Stone has called for a suspension of federal and state fuel taxes to bring the cost at the pump down and wants to remove the tariff on import ethanol.
“It’s devastating,” Stone said of the fuel prices. “If we don’t do something immediately, it’s going to drive us into a recession.”
The House Republican Caucus voted earlier this week to repeal the 18.5 cent per gallon federal tax, but that move faces an uncertain future on Capitol Hill.
Stone also wants to end the tax subsidies to oil companies, which he said run to almost $17 billion, and put that money in the federal highway trust fund instead to offset the loss of gas tax revenues.
Stone, a staffer for former U.S. Rep. Max Burns, said the Republican-controlled House approved the exploration and drilling the three candidates support now.
“In 1995, the new Republican House voted to allow drilling in ANWR, allow drilling offshore and build new refineries, and it was all vetoed by Bill Clinton,” he said.
Stone also evoked the name of Democratic President John F. Kennedy and his 1962 challenge to put a man on the moon in 10 years.
“We need to commit to energy independence in 10 years,” he said. “We need to expand hydro power and expand the use of clean-burning coal. We need to make the Department of Energy the NASA of the 21st century.”
But his competitors chastised his stance on the oil company subsidies because of the difference between profits and profit margins.
“Last year, the oil companies paid $138 billion in taxes,” McKinney said. “The American people paid $130 billion. Right now, Russia is coming up with tax breaks for their oil companies to find more oil.”
Said Crystal: “Microsoft made more than ExxonMobil last year.”
Crystal also said that little venom has been directed at CITGO, the Venezuelan national oil company, but the four major U.S. oil companies have been targets of criticism.
“It’s easy to pick on our guys,” he said.
Stone said he wasn’t suggesting a tax increase on American oil companies.
“Our working folks need that tax cut more than the oil companies do,” he said. “I support a free market as a Republican. But when you have four companies controlling the oil in the U.S., that’s not a free market.”
Crystal and McKinney also made the call for a wider use of nuclear power.
“We haven’t built a new reactor in 30 years,” Crystal said.
McKinney said the U.S. has lost the technology to do that kind of work.
“We have over 100 operating units in this country, and we can no longer build one,” he said. “With 23 years of experience in the energy field, I know what this country can do and I know what the holdups are.”
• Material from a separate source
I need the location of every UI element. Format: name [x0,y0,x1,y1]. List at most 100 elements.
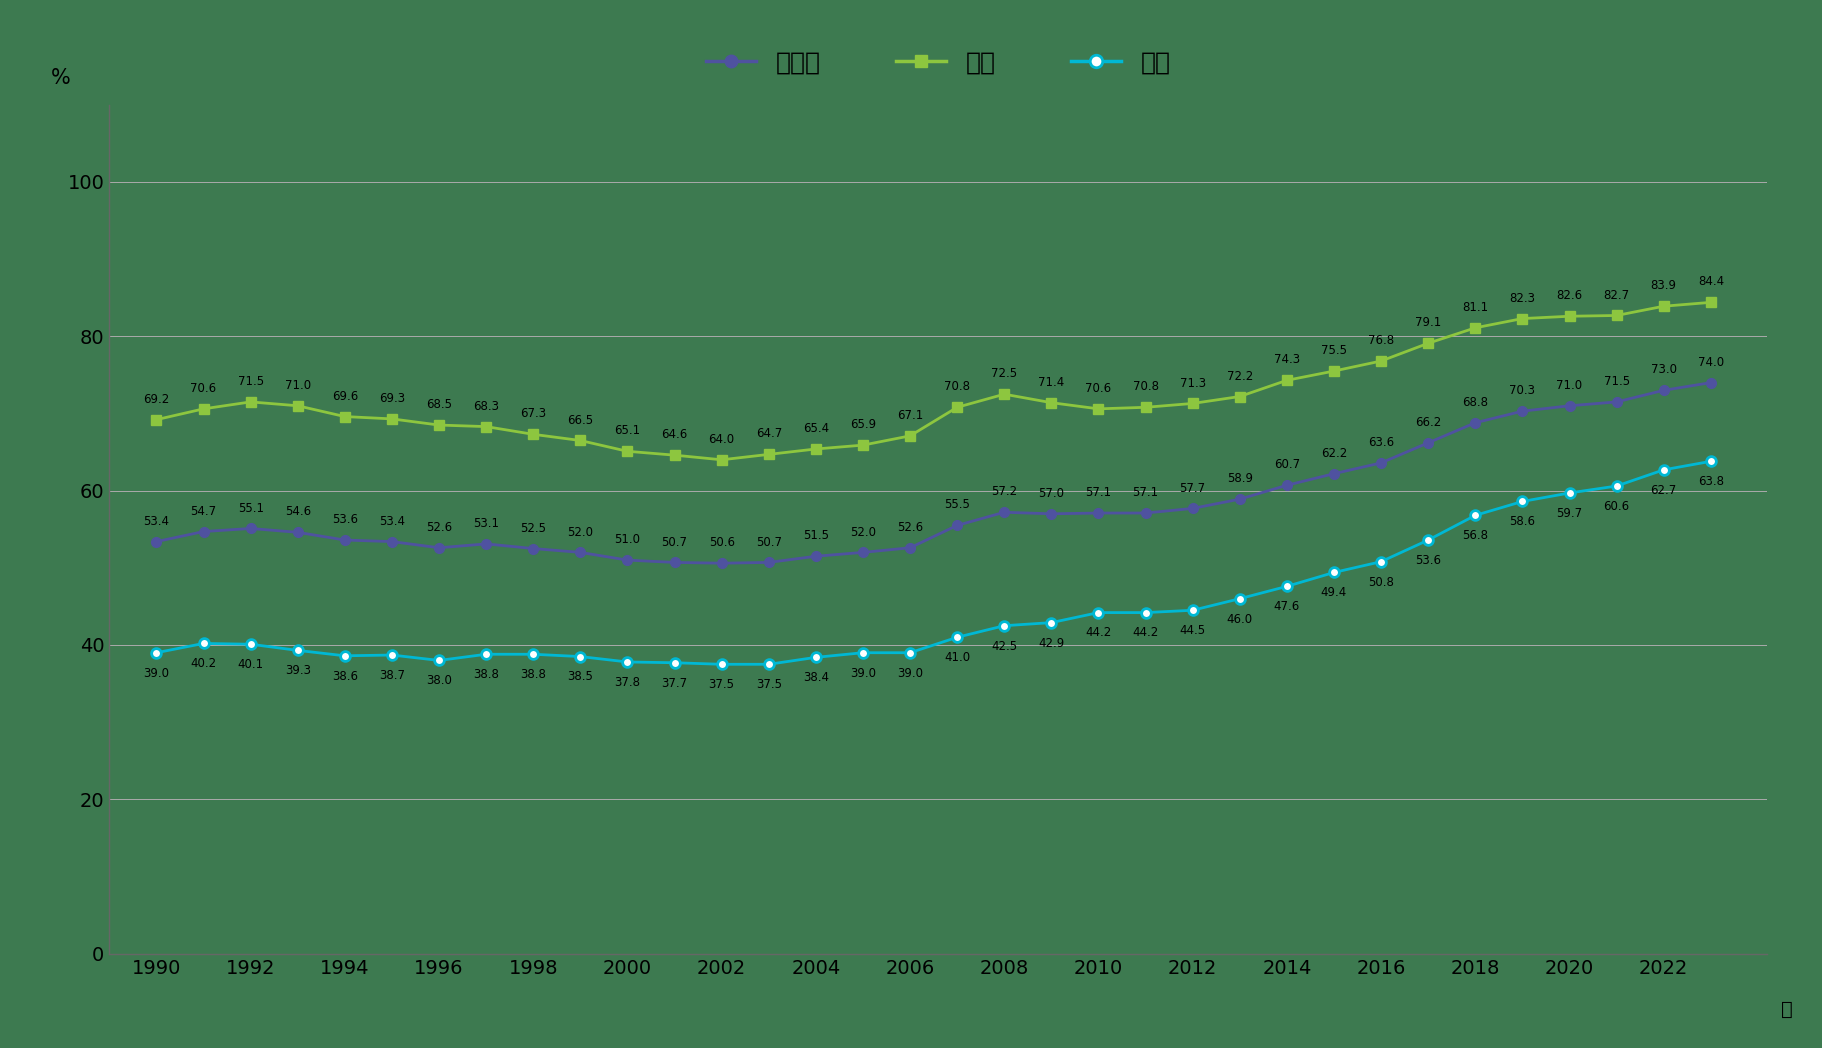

All three espoused free trade and fair trade and dismissed the notions that the Republicans face an even bleaker future in the 2008 elections than they did in the 2006 vote.
“We live in a world where on a daily basis we are reminded of government’s failures,” Crystal said. “We are a party of true change. The greatest moments that have occurred in the nation’s history have been led on by the Grand Old Party, the party of Lincoln, the party of civil rights, the party of Ronald Reagan, the party that says the global war on terror must be won and decisively, not incrementally.”
McKinney said when Hillary Clinton remarked that the Republican Party had forgotten the middle class, he was spurred to action.
Stone said a Republican candidate can win back the seat that Barrow first won from Burns in 2004.
“This is a golden year for Republicans in this district,” he said. “We can win this seat back, and we can win our party back from the people on Wall Street who hijacked it.”
Stone said that while Republicans are quick to cast Democrats as the tax and spend party, the GOP leadership has let the nation down.
“Once we had all three branches of government, the Republicans became the party of just plain spend,” Stone said.
“And that’s absolutely intolerable.
“We need to put our Republican Party back on the right course, because it’s been hijacked by Wall Street.”
Though the 12th District stretches from western Chatham up the Savannah River valley to Augusta and Taliaferro County, Stone said there is a lot in common for its residents.
“Our district is historic, colonial Georgia,” he said. “We have historic, cultural and economic ties unlike any Congressional district I’ve ever seen. We are original Georgia.”